Photo Credits: CBS Dallas/Fort Worth
A Muslim cleric, Imam Zia ul-Haq Sheikh, 50, was ordered to pay $2.5 million to a woman he's accused of sexually exploiting. The woman, identified only as Jane Doe, filed a lawsuit last July claiming Imam Zia ul-Haq Sheikh had coerced her into sex with him at a local motel after years of exploitation, including sexting and lurid video chat requests.
"Jane's emotional dependency as a result of being counseled by defendant from age 13 to age 19 led Jane to be fearful of losing defendant's support in her life, and therefore created a situation where Jane was unable to refuse defendant's requests," the lawsuit said, referring to Sheikh's alleged requests for sexually explicit photos and videos, and, ultimately, for intercourse.

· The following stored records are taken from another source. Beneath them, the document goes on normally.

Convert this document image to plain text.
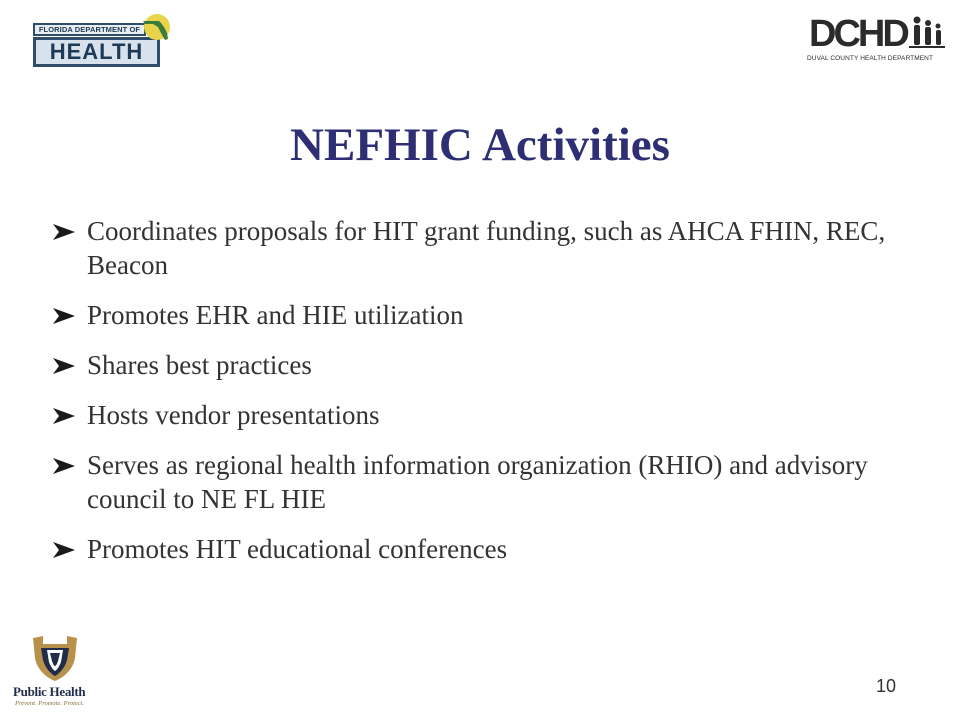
FLORIDA DEPARTMENT OF
HEALTH	DCHD
DUVAL COUNTY HEALTH DEPARTMENT
NEFHIC Activities
Coordinates proposals for HIT grant funding, such as AHCA FHIN, REC, Beacon
Promotes EHR and HIE utilization
Shares best practices
Hosts vendor presentations
Serves as regional health information organization (RHIO) and advisory council to NE FL HIE
Promotes HIT educational conferences
Public Health
Prevent. Promote. Protect.
10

“We are thrilled at this outcome for Jane Doe,” said Amy Jones, head of the Dallas Area Rape Crisis Center, who served as an expert witness for the plaintiff. “I hope that survivors everywhere will take this as confirmation that times are changing. This is a new world in which survivors have the hope of being believed and perpetrators will be held accountable.”
"Unfortunately, litigation in this country does not always favor the truth," Imam Sheikh said. "In most cases, it boils down to how much financial stamina one has, and whether one has good legal representation."
An extensive report by Facing Abuse in Community Environments (FACE) was published last year; it outlined Sheikh’s history of polygamous relationships and alleged spiritual abuse of female congregants at several mosques across the country, from Texas to Florida. Investigations by both FACE and BuzzFeed News confirmed that he had been forced to resign from a Richmond, Va., mosque more than 20 years ago after he had secretly married a second wife, a young woman convert he had been teaching.
After Sheikh left the Islamic Center of Irving, the mosque sent a letter to 2,000 institutions informing them of Sheikh’s alleged misconduct. Still, Sheikh was hired on at the Grand Prairie Islamic Society, just 9 miles from his previous place of employment. Sheikh has since left the Grand Prairie mosque, too; according to media reports.
Sheikh was appreciated in the Muslim community and he led mosques in the U.S. since 1996. According to FACE’s investigation, it was Khan, then president of the Islamic Society of Irving’s board, who first heard Jane Doe’s allegations of abuse against Sheikh. Khan advised the woman “to seek mental health services and also discouraged her from sharing what she experienced because it would harm Sheikh’s reputation as a respected religious leader and family man,” FACE’s investigation alleges.